Giordani: ...mentre in tempi non lontani, i partiti - tutti i partiti - anche nei centri più piccoli, svolgevano attività di dibattito sui problemi locali. Qui in Trentino, ogni anno, si riuscivano ad organizzare fino a 50-60 feste dell’Unità. Di tutto questo oggi non rimane nulla. E certe riforme elettorali, come l’elezione diretta del sindaco, hanno ulteriormente accentuato la disaffezione dei cittadini verso la politica; certo, è assicurata la governabilità, ma molti sindaci, con gli enormi poteri che si ritrovano, si comportano come dei padroni. Potrebbero convocare il Consiglio una volta all’anno: basta approvare il bilancio... E purtroppo questa tentazione sembrano averla soprattutto i sindaci di sinistra. Non è un caso se in più di 30 comuni del Trentino ci sono Consigli eletti su una lista unica.

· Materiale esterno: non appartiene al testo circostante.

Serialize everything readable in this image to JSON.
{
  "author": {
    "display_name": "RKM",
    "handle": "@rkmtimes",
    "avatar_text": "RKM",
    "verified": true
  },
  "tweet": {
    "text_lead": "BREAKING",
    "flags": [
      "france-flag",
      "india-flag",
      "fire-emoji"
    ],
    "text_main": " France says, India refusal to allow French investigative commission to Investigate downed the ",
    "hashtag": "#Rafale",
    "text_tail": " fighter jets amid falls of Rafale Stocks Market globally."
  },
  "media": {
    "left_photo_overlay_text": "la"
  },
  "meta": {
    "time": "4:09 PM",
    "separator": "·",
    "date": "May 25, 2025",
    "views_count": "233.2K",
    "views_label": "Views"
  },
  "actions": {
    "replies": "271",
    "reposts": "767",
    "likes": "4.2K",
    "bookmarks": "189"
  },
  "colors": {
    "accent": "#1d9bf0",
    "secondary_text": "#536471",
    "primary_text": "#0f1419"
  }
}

Fin qui, seguendo Berlusconi, abbiamo parlato soprattutto della sinistra. Vogliamo dire qualcosa anche della vecchia classe politica democristiana? Come possiamo valutare, oggi, quell’esperienza e quel personale politico?

Micheli: Sotto il profilo dei comportamenti, dell’onestà personale, credo si possa dire che ci fosse addirittura un’ostentazione di sobrietà. Basta ricordare il loro modo dimesso di vestire, o un Donat Cattin, potente ministro della Repubblica, che abitava in una casa popolare. Creò sensazione e quasi scandalo - e si era ormai negli anni ’70 - il fatto che la moglie del presidente Leone si vestisse con ricercatezza e avesse introdotto al Quirinale una certa mondanità. Questa sobrietà, per decenni ha accomunato un po’ tutta la classe politica. Gli attacchi della sinistra ai democristiani (definiti "forchettoni", negli anni ’50) riguardavano i loro favoritismi nei confronti della destra economica, la subalternità alla Confindustria, ma non episodi di illeciti arricchimenti personali.

Giordani: Io quella Democrazia Cristiana quasi la rimpiango, perché so che certi valori nostri e loro coincidevano. Oggi l’uso delle istituzioni in vista del proprio interesse personale è diventato disinvolto come credo in nessun altro paese europeo.